Multiwavelength analysis of the Lyman alpha emitting galaxy Haro 2: relation between the diffuse Lyman alpha and soft X-ray emissions

TL;DR

This study investigates the relationship between Lyman alpha and soft X-ray emissions in the galaxy Haro 2, revealing that diffuse Lya emission correlates with soft X-ray radiation, impacting star formation rate estimates.

Contribution

It provides a multiwavelength analysis linking diffuse Lya emission to soft X-ray gas, highlighting the importance of considering both effects in star formation studies.

Findings

Diffuse Lya emission correlates with soft X-ray emission.

Compact Lya is linked to stellar clusters and affected by dust.

Diffuse Lya exceeds predictions from standard recombination models.

Abstract

In order to use Lyman alpha (Lya) emission as star formation tracer in cosmological studies, we must understand how the resonant scattering affects the escape fraction of the Lya photons.

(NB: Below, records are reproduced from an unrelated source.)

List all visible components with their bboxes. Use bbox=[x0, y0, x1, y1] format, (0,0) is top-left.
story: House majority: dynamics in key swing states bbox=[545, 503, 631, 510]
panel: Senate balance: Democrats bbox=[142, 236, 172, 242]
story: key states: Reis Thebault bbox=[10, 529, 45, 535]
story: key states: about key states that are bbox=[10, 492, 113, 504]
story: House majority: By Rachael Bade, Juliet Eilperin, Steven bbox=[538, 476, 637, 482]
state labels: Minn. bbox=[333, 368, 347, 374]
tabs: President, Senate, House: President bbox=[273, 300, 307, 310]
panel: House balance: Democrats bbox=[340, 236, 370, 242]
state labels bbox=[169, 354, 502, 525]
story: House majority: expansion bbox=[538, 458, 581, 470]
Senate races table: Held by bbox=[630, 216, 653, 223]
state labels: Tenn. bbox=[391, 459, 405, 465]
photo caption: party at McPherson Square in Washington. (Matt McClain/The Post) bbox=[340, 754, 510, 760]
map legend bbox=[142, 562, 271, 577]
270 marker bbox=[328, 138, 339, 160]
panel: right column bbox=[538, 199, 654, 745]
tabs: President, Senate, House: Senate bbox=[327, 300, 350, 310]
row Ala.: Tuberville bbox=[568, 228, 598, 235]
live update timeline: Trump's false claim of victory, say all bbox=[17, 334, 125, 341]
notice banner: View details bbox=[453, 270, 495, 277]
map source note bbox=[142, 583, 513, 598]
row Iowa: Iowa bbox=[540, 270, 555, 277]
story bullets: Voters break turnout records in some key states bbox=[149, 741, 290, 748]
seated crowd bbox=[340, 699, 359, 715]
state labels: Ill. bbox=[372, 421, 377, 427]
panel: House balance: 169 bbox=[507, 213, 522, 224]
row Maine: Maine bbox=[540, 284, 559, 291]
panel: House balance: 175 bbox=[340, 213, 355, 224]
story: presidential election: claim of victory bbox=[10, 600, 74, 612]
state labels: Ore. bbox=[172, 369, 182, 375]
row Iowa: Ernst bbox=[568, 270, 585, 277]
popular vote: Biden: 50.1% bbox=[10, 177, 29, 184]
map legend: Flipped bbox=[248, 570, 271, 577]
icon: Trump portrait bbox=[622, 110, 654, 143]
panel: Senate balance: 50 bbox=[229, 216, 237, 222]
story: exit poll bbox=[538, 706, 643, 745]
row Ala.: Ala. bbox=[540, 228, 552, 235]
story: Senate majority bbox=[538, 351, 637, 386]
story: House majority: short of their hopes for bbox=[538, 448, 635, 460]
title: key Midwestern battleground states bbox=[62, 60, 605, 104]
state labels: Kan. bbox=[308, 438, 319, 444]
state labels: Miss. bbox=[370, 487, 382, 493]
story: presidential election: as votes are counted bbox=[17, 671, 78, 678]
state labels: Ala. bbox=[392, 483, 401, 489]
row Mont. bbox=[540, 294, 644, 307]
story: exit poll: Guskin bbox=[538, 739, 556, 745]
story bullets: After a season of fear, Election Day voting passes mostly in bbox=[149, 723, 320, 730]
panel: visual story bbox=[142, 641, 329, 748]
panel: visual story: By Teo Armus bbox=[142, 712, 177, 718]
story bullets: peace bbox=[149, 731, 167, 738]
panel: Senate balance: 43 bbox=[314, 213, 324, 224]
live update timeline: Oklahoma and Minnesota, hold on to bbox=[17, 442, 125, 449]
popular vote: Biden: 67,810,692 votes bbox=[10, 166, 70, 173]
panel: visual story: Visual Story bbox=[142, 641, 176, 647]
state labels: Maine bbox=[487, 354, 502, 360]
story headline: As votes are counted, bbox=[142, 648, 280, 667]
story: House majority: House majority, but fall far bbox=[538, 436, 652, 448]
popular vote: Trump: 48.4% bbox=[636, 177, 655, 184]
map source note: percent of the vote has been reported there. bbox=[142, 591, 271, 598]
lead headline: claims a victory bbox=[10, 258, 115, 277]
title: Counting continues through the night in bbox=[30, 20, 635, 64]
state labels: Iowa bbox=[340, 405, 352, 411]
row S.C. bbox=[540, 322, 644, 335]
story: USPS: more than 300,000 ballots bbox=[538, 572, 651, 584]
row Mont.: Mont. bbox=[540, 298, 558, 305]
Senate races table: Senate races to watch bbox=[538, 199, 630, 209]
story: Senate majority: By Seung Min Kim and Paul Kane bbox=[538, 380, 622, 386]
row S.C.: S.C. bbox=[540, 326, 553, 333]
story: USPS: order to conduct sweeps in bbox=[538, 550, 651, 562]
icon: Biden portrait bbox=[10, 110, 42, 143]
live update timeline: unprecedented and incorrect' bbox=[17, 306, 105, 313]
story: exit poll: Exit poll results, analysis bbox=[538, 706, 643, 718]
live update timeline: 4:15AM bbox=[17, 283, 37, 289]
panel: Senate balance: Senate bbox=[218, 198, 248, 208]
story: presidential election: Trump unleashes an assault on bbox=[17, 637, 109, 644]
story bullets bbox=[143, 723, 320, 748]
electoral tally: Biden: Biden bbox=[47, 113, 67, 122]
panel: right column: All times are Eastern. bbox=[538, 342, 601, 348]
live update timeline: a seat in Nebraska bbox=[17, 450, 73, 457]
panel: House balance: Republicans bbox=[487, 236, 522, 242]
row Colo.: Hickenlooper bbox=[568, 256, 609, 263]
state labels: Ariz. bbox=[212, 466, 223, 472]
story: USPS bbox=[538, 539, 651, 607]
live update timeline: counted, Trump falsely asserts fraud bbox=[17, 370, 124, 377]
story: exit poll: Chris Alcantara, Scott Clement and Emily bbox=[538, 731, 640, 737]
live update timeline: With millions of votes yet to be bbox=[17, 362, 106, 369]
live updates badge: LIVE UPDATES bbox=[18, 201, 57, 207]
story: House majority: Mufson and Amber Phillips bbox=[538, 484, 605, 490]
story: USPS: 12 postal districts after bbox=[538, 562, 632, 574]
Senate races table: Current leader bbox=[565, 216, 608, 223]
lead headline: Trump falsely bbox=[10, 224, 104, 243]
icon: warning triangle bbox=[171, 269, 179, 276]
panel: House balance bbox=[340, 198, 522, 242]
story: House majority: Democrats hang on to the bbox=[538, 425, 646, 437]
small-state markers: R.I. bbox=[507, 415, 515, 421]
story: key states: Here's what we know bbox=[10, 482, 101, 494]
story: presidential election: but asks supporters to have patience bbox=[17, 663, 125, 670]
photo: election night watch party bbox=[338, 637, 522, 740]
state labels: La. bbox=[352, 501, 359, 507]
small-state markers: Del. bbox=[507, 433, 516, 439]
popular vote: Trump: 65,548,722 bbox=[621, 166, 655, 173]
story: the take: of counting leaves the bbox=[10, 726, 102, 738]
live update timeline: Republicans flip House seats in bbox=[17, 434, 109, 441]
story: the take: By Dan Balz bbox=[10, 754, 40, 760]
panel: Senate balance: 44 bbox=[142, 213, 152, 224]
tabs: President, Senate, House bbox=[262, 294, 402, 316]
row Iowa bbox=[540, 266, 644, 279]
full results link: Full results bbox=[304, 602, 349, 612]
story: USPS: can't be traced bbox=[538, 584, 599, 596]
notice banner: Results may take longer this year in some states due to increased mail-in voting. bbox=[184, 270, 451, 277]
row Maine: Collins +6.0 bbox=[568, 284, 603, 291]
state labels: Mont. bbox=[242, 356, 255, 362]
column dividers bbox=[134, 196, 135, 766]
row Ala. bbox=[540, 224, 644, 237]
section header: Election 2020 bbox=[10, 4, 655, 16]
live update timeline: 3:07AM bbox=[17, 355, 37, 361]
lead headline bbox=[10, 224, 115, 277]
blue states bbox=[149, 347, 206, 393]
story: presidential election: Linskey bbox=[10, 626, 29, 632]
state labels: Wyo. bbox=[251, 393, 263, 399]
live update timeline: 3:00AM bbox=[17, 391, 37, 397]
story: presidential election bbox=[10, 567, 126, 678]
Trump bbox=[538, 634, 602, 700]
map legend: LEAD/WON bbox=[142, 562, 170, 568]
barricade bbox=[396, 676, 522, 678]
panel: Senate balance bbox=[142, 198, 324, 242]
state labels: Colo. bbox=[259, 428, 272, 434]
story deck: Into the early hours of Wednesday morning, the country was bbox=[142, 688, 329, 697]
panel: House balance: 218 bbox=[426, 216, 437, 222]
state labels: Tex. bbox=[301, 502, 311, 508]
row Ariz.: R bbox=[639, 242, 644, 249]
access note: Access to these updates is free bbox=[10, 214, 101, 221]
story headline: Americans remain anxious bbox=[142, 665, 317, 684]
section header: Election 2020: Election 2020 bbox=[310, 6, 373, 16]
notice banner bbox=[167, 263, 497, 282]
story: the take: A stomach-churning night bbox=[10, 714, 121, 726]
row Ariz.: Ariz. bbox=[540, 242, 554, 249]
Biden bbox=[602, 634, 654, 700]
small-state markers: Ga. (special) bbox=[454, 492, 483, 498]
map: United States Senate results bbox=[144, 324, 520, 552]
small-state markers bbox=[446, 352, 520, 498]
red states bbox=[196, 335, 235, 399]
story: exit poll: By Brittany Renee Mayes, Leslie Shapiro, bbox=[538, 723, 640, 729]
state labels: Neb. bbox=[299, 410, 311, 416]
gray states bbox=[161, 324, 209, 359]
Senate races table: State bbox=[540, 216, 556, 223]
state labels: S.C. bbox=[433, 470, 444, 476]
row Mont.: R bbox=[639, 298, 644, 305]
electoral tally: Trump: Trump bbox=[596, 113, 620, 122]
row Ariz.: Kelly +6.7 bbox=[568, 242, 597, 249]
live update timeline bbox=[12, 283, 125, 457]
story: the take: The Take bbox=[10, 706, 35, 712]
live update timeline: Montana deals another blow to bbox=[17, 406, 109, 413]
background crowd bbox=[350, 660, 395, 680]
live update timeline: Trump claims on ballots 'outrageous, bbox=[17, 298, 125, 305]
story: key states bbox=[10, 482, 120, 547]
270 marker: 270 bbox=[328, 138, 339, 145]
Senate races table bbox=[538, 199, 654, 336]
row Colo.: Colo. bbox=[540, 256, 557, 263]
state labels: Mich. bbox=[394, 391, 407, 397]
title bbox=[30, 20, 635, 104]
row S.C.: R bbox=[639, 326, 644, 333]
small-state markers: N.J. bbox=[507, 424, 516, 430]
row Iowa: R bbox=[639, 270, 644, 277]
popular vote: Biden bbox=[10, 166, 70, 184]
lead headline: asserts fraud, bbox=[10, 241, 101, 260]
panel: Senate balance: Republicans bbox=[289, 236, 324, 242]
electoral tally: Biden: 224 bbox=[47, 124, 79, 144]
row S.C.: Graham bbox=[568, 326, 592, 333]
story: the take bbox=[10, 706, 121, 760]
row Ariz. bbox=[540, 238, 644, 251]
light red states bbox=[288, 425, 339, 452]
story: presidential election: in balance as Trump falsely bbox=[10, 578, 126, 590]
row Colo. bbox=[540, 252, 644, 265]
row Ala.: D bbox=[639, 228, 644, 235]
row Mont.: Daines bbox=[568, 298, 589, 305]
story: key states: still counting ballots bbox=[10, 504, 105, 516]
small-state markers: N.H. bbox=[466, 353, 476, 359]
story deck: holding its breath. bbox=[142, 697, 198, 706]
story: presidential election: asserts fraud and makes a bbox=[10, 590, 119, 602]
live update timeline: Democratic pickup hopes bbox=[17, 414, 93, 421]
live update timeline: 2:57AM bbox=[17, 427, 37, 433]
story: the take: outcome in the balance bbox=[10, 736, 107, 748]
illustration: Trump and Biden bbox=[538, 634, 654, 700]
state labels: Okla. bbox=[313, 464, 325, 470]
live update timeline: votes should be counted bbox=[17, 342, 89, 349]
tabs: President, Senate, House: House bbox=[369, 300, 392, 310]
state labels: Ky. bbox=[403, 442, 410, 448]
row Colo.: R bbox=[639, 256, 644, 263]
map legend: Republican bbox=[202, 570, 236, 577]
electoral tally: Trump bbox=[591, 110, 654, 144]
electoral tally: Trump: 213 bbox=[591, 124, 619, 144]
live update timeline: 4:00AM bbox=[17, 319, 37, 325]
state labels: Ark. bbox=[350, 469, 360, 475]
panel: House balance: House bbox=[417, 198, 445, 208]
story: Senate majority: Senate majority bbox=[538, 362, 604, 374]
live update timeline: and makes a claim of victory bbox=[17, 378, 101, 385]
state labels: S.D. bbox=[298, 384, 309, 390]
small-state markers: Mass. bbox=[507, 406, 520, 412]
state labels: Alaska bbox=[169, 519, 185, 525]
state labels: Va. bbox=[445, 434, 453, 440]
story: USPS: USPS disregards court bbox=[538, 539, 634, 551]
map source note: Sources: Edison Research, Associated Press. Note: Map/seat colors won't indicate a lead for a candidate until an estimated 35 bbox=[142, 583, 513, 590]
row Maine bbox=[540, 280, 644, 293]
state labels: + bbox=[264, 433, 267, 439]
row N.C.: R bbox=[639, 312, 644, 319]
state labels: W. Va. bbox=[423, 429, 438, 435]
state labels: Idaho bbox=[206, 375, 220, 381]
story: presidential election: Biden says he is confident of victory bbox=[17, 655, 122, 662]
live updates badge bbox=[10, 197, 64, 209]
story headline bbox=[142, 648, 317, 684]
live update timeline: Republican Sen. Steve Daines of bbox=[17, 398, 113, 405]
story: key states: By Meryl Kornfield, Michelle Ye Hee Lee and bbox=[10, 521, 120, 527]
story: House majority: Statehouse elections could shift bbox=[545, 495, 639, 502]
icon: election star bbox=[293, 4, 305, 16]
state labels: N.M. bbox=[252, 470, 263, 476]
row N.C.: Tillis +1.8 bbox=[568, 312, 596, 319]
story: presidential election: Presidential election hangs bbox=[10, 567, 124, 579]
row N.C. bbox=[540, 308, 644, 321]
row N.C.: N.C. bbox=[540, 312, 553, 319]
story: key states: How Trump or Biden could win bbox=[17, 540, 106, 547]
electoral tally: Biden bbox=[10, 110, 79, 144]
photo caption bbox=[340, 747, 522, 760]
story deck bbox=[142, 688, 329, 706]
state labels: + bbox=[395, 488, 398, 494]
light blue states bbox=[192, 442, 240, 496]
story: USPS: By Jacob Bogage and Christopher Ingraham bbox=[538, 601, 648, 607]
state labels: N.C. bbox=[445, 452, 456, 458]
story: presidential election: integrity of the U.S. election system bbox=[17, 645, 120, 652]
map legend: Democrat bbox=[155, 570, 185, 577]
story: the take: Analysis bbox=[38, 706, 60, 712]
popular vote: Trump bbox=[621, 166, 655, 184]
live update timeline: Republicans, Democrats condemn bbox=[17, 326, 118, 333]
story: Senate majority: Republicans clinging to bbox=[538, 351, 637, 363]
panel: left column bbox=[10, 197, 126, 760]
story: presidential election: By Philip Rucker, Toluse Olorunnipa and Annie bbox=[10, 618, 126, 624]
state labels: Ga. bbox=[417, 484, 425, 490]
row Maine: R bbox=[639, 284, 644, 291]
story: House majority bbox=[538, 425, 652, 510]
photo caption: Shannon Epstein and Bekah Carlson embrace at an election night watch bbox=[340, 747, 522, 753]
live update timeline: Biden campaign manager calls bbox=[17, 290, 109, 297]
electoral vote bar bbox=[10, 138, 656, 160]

Thus, high spatial resolution multiwavelength studies of nearby Lya emitters, like Haro 2, are highly needed. For that purpose, we have used Chandra X-ray and HST (UV, optical and NIR) images of Haro 2, and STIS and ground-based spectral images along its major and minor axes, to characterize the Lya emission and the properties of the stellar population. The UV, Ha (Halpha) and FIR luminosities of the Haro 2 nuclear starburst are reproduced using evolutionary synthesis models assuming a young stellar population with ages ~3.5-5.0 Myr, affected by differential interstellar extinctions. The observed X-ray emission is attributed to gas heated by the mechanical energy released by the starburst (soft component) and a Ultra-Luminous X-ray source candidate (hard). Both compact and diffuse Lya components are observed. Whereas Lya is spatially decoupled from Balmer lines emission, Balmer decrement and UV continuum, the diffuse Lya component is spatially correlated with the diffuse soft X-ray emission. Moreover, unlike the compact one, diffuse Lya shows luminosities larger than predicted from Ha, assuming case B recombination and dust extinction as derived from Ha/Hbeta. We propose that, whereas the compact Lya emission is associated to the massive stellar clusters and is affected by outflows and dust extinction, the diffuse Lya originates in gas ionized by the hot plasma responsible for the soft X-ray radiation, as suggested by their spatial correlation and by the measured L(Ha)/LsoftX ratios. Calibration of Lya as star formation rate tracer should therefore include both effects (destruction vs. enhancement) to avoid biases in the study of galaxies at cosmological distances.